Apache Kafka
- Open source
- Distributed
- Event streaming
- Creating real-time stream
- Processing real-time stream
- Messaging platform
To learn in more detail, please refer the Introduction to Apache Kafka.
Apache Kafka architecture diagram
The ecosystem of Apache Kafka consists of Kafka Clusters, these clusters contain Brokers, the broker contains Topics and the topics contain Partitions. Given below is the Kafka architecture diagram, which provides a complete picture of Kafka architecture.
Apache Kafka Components
- Producer
- Consumer
- Cluster
- Broker
- Topic
- Partition
- Offset
- Zookeeper
- Consumer Group
We will learn about each components of Apache Kafka Ecosystem in detail.
Kafka Producer
Producers are the applications or the source of data that publish the messages or events to the Kafka-Topics. Basically, they send the message to the Brokers, specifying the target topic.
Kafka Consumers
Consumers are the receiver which is responsible for consuming the messages or events. They subscribe the to the specific topics and reads data from the partitions. Kafka make sure that each message in the partition are consumed in order.
Kafka Cluster
Clusters are the group of computers or servers working together to achieve a common purpose. It is a common term in distributed computing systems. As Kafka is also a distributed system, it can have multiple Server inside a single Kafka-Cluster. Below, we can see that the Kafka Cluster architecture can have multiple brokers. i.e., Kafka servers.
Kafka Broker
Brokers are the Kafka server instances that are responsible for storing and managing the message streams. It contains subsets of topics and partitions. If an application publishes huge volumes of data, it may be possible that such a huge volume of data is not handled by a single broker, and hence, we can also have multiple brokers within a single cluster.
Kafka Topic
Topic is a logical channel or a category of a message, to which producers send message streams. It is divided into partitions, which helps in Parallelisms and Scalability. Each message published to a topic is appended to one of its partitions.
In other words, topics in Kafka-Ecosystem are similar to tables in the database. For example, In database, employee_table contains employee-related information, payment_table contains payment-related data. Similarly, In Kafka, employee_topic contains employee-related data streams.
Kafka Partitions
Partitions are the log file that stores a sequence of messages. Each message, published to Kafka topics, is stored in partitions in a sequential order and an offset is assigned to each message.
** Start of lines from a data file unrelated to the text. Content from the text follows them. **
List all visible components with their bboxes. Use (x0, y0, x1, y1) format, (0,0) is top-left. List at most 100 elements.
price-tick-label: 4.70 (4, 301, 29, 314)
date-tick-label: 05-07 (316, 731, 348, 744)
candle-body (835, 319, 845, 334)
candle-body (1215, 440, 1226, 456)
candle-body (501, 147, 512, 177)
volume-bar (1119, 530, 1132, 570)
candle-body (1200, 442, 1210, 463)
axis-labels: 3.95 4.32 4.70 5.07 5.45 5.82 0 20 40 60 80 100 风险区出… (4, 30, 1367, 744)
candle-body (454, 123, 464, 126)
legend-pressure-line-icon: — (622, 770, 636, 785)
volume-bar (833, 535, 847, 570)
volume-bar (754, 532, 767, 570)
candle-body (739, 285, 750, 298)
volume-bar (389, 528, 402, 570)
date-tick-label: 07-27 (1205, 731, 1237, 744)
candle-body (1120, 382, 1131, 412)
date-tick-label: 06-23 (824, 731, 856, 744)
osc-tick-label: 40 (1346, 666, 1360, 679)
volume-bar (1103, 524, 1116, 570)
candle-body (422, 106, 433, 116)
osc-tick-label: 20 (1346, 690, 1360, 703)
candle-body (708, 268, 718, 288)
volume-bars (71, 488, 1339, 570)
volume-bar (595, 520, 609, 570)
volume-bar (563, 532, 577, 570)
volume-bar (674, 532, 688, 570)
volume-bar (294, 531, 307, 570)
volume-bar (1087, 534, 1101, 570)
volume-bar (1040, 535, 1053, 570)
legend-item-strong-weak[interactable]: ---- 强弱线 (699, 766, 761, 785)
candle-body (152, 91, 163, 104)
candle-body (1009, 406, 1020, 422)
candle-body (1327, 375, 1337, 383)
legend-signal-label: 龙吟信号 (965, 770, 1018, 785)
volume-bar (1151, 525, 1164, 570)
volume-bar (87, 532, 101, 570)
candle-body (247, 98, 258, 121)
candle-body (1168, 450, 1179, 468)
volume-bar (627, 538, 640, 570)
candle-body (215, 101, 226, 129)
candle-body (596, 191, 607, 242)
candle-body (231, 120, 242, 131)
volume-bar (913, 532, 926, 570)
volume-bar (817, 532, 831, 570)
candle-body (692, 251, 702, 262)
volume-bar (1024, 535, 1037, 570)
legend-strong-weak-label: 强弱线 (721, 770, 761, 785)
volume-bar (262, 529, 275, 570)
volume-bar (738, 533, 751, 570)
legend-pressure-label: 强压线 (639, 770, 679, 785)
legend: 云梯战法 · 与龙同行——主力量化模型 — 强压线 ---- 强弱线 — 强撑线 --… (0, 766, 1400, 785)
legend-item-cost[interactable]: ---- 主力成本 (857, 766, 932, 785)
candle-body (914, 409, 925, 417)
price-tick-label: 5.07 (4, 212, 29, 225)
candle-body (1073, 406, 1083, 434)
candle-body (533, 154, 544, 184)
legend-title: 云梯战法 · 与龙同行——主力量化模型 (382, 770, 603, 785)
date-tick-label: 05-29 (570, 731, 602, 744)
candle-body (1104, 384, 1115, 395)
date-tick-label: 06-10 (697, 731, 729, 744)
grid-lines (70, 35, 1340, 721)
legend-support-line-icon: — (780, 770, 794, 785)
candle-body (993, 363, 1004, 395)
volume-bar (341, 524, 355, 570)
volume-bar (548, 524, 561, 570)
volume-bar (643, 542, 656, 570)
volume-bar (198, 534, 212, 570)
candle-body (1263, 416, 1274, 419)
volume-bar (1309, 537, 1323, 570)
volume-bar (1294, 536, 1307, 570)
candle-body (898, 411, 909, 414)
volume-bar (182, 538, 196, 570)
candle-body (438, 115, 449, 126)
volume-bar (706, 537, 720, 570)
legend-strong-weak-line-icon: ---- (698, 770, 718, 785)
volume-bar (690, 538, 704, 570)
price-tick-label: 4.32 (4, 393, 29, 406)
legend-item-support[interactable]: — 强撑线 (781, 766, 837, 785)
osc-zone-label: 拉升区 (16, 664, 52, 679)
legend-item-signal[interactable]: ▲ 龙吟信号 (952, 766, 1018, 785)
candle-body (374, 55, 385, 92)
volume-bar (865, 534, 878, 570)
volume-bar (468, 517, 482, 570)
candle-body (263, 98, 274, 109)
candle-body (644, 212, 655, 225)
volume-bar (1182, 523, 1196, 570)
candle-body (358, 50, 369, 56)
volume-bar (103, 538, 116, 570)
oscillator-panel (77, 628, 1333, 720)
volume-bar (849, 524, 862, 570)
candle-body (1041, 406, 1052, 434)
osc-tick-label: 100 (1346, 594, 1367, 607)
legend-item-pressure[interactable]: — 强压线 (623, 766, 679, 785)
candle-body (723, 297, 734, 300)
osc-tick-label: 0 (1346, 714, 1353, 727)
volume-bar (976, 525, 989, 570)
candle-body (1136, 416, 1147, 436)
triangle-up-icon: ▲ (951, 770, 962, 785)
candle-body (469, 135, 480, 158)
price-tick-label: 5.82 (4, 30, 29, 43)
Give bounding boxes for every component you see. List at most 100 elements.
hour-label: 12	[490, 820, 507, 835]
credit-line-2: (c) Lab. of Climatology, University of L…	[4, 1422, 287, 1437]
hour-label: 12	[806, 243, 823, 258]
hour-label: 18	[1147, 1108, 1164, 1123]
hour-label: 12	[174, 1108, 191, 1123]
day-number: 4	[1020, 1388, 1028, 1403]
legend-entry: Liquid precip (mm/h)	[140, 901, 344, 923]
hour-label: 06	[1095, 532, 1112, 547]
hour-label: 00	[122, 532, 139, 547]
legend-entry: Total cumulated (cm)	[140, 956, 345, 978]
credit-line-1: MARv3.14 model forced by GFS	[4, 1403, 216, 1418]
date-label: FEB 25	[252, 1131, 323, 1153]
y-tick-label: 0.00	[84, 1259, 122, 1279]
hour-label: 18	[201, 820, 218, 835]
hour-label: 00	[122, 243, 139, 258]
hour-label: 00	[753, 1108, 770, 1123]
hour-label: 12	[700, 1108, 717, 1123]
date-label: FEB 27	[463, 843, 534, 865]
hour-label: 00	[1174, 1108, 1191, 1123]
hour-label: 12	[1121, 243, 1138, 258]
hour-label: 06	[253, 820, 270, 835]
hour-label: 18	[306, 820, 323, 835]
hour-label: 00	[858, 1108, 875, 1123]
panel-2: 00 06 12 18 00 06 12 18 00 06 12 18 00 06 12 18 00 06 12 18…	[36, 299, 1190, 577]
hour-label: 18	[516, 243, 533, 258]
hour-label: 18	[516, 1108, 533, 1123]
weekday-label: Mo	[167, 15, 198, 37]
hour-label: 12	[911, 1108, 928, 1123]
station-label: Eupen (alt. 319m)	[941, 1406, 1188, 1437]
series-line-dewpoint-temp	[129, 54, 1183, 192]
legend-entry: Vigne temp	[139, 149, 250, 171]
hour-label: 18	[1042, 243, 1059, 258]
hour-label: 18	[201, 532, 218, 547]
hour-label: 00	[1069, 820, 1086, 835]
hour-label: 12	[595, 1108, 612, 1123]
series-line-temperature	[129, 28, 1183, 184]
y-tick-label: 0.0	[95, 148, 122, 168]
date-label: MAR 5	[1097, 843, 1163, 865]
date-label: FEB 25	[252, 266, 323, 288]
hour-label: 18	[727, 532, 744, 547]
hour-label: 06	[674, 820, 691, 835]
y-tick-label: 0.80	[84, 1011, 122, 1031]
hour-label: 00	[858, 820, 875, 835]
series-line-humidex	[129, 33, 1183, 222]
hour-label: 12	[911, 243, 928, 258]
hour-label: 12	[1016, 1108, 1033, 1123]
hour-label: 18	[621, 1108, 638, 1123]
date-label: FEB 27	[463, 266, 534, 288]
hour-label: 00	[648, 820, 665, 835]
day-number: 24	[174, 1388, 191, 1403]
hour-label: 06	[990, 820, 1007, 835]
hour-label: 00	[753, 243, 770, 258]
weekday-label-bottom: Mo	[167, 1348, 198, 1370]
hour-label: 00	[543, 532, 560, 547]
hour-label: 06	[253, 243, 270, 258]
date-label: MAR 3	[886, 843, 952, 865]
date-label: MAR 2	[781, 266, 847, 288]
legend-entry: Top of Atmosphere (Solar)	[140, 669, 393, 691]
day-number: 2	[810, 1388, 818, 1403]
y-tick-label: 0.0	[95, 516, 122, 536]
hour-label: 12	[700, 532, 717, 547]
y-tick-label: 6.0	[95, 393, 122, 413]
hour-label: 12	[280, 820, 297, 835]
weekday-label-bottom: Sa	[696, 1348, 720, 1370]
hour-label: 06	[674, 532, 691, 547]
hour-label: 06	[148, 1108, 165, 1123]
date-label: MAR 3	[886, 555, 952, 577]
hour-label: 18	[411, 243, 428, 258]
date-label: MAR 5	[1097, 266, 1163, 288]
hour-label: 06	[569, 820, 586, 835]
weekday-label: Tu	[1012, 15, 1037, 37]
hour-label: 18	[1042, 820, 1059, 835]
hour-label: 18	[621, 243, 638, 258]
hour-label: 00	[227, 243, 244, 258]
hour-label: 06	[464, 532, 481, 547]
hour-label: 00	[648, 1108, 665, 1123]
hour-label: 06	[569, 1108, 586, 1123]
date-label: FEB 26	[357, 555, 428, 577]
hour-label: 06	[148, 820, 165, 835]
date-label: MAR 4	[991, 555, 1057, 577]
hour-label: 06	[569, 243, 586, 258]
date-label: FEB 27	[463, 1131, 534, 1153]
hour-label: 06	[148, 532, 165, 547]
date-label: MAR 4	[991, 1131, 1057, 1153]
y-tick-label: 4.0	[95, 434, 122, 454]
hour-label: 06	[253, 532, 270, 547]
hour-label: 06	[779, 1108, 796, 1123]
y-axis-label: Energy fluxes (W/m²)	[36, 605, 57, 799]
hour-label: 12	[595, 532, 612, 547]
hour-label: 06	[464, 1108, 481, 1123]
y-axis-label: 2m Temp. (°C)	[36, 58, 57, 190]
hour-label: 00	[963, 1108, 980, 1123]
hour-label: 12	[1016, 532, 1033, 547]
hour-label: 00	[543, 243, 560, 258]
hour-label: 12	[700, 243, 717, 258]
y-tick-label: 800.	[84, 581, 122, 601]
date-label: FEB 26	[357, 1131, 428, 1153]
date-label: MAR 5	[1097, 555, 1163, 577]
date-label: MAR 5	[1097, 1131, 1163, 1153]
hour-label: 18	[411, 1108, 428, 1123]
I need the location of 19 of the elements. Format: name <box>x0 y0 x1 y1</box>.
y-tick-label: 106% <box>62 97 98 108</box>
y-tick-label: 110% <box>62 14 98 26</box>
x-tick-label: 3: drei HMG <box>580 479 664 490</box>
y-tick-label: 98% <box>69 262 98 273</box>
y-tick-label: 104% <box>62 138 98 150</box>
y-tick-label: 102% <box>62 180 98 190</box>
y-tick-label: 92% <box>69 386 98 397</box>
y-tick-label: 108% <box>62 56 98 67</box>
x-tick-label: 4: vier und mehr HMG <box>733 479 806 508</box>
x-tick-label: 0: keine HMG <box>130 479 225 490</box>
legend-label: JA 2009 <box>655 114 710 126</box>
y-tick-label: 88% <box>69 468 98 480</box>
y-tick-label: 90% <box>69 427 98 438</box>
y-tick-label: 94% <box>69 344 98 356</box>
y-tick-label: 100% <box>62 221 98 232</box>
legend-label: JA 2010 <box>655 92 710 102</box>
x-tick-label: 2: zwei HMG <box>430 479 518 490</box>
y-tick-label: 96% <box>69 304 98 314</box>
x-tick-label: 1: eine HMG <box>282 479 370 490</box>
Partitions in Kafka helps in better performance and high availability. As we break the topic into multiple partitions, when producers publish huge volumes of data, each of partitions concurrently accepts the message data that improve the performance, and if any partition goes down, other partitions will be available to handle the load.
Kafka Offset
Offset is a unique identifier, which is assigned to each message within a partition. As soon as the message arrives to the partitions, an offset is assigned to the message. It is used to keep track of the messages that are consumed by the consumer. For example, if after reading few messages, the consumer goes down and after a while when it comes back online, this offset will help the consumer to know, from where the consumer needs to consume the messages.
Kafka Zookeeper
As we know, Kafka is a distributed system, and it uses Zookeeper for coordination and to track the status of Kafka cluster nodes. It also helps to keep track of Kafka topics, partitions, offsets, etc.
As of Kafka 2.8.0, Kafka is moving away from the dependency on Zookeeper for metadata management and building its own self-managed metadata model.
Kafka Consumer Group
As the name suggests, a consumer group is a group of two or more consumers combined together to share the workload for efficiency.
For example, if one consumer is consuming data from multiple partitions, it may reduce performance because there is no concurrency. In order to overcome this issue, we create groups of consumers so that we can rebalance the load. As we can see in the below diagram, all three consumers are reading concurrently from the topics, which will improve performance.
Note: The consumer-partition order is not specific or guaranteed, which means any consumer can read from any partition; this will be decided by the coordinator (zookeeper).
Consumer Rebalancing
Above, we have 3 consumers and 3 partitions. They are talking to each other; if we add one more consumer, say C4, it will remain ideal as there is no work for it. Since all 3 partitions are assigned to 3 different consumers, there is no partition left for C4, so it will sit ideal. But as soon as any consumer goes down, it will get a chance to connect to the partition. This is called consumer rebalancing.